The transactional database engine allows you to fine-tune your transactional database engine environment by offering two ways to turn on index balancing: at the engine level or at the file level. If you specify the Index Balancing configuration option during setup, the transactional database engine applies index balancing to every file. For a description of how to specify the Index Balancing configuration option, refer to the Pervasive PSQL User's Guide.

You can also designate that only specific files are to be index balanced. To do so, set bit 5 (0x20) of the file’s file flags at creation time. If the index Balancing configuration option is off when the transactional database engine is started, the transactional database engine applies index balancing only to indexes on files that have bit 5 of the file flags set.

The transactional database engine ignores bit 5 in all files’ file flags if the index balancing configuration option was on when the transactional database engine was started. In this situation, the transactional database engine applies index balancing to every file.

Files remain compatible regardless of whether index balancing is active. Also, you do not have to specify index balancing to access files that contain balanced index pages. If you turn on the transactional database engine’s index balancing option, index pages in existing files are not affected until they become full. The transactional database engine does not re-balance indexes on existing files as a result of enabling this option. Similarly, turning off the index balancing option does not affect existing indexes. Whether this option is on or off determines how the transactional database engine handles full index pages.
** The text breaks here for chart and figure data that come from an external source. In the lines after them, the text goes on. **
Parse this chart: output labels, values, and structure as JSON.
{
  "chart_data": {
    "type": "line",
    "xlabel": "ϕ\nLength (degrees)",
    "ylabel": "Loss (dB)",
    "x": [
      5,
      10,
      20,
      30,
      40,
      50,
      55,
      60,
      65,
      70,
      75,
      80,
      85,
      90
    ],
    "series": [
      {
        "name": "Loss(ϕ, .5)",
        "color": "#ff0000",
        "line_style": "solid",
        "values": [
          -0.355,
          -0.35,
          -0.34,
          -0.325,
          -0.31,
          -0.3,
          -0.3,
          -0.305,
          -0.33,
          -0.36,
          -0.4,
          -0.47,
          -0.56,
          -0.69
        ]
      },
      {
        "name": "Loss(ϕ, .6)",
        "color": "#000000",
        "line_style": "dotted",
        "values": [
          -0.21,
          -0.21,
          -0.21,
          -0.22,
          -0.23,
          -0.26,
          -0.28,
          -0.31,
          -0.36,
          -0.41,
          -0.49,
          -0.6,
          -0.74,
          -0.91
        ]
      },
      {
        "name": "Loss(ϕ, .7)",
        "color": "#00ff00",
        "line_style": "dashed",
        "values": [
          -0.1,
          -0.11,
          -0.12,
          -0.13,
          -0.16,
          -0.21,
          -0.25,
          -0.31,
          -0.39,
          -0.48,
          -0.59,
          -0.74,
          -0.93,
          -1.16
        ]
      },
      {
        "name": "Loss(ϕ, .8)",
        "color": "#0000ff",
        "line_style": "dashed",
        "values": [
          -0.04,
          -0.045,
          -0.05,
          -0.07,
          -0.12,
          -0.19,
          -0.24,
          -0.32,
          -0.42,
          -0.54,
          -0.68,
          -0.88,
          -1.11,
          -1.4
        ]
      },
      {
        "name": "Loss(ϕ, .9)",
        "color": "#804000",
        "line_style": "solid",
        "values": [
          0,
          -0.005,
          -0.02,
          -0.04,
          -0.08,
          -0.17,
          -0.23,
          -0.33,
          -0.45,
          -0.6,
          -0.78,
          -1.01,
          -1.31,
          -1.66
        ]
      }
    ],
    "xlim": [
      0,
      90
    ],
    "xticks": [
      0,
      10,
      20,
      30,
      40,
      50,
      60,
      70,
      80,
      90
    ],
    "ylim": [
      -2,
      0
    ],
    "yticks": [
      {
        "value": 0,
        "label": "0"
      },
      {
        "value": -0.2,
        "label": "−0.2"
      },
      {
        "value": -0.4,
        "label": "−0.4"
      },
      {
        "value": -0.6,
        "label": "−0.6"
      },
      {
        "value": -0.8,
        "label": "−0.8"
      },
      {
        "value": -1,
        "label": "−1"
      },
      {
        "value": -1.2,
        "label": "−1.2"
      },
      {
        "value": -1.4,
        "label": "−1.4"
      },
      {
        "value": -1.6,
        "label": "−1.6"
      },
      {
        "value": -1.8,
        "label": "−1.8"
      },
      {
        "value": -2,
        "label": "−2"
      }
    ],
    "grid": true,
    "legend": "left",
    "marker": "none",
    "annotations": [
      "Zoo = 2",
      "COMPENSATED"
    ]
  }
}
Variable-tail Allocation Tables

Variable-tail allocation tables give the transactional database engine faster access to data residing at large offsets in very large records and significantly reduce the buffer sizes the transactional database engine needs when processing records in files that use data compression. Using a record’s VAT, the transactional database engine can divide the variable-length portion of a record into smaller portions and then store those portions in any number of variable tails. The transactional database engine stores an equal amount of the record’s data in each of the record’s variable tails (except the final variable tail). The transactional database engine calculates the amount to store in each variable tail by multiplying the file’s page size by 8. The last variable tail contains any data that remains after the transactional database engine divides the data among the other variable tails.

Note: The formula for finding the length of a variable tail (eight times the page size) is an implementation detail that may change in future versions of the transactional database engine.

In a file that employs VATs and has a 4,096-byte page size, the first variable tail stores the bytes from offset 0 through 32,767 of the record’s variable portion, the second tail stores offsets 32,768 through 65,535, and so on. The transactional database engine can use the VAT to accelerate a seek to a large offset in a record because the VAT allows it to skip the variable tails containing the record’s lower-offset bytes.

An application specifies whether a file will use VATs when it creates the file. If your application uses chunk operations on huge records (larger than eight times the physical page size) and accesses chunks in a random, nonsequential fashion, VATs may improve your application’s performance. If your application uses whole record operations, VATs do not improve performance because the transactional database engine reads or writes the record sequentially; the transactional database engine skips no bytes in the record.

If your application uses chunk operations but accesses records sequentially (for example, it reads the first 32 KB of a record, then reads the next 32 KB of the record, and so on until the end of the record), VATs do not improve performance, because the transactional database engine saves your position in a record between operations, thereby eliminating the need to seek at the beginning of a chunk operation.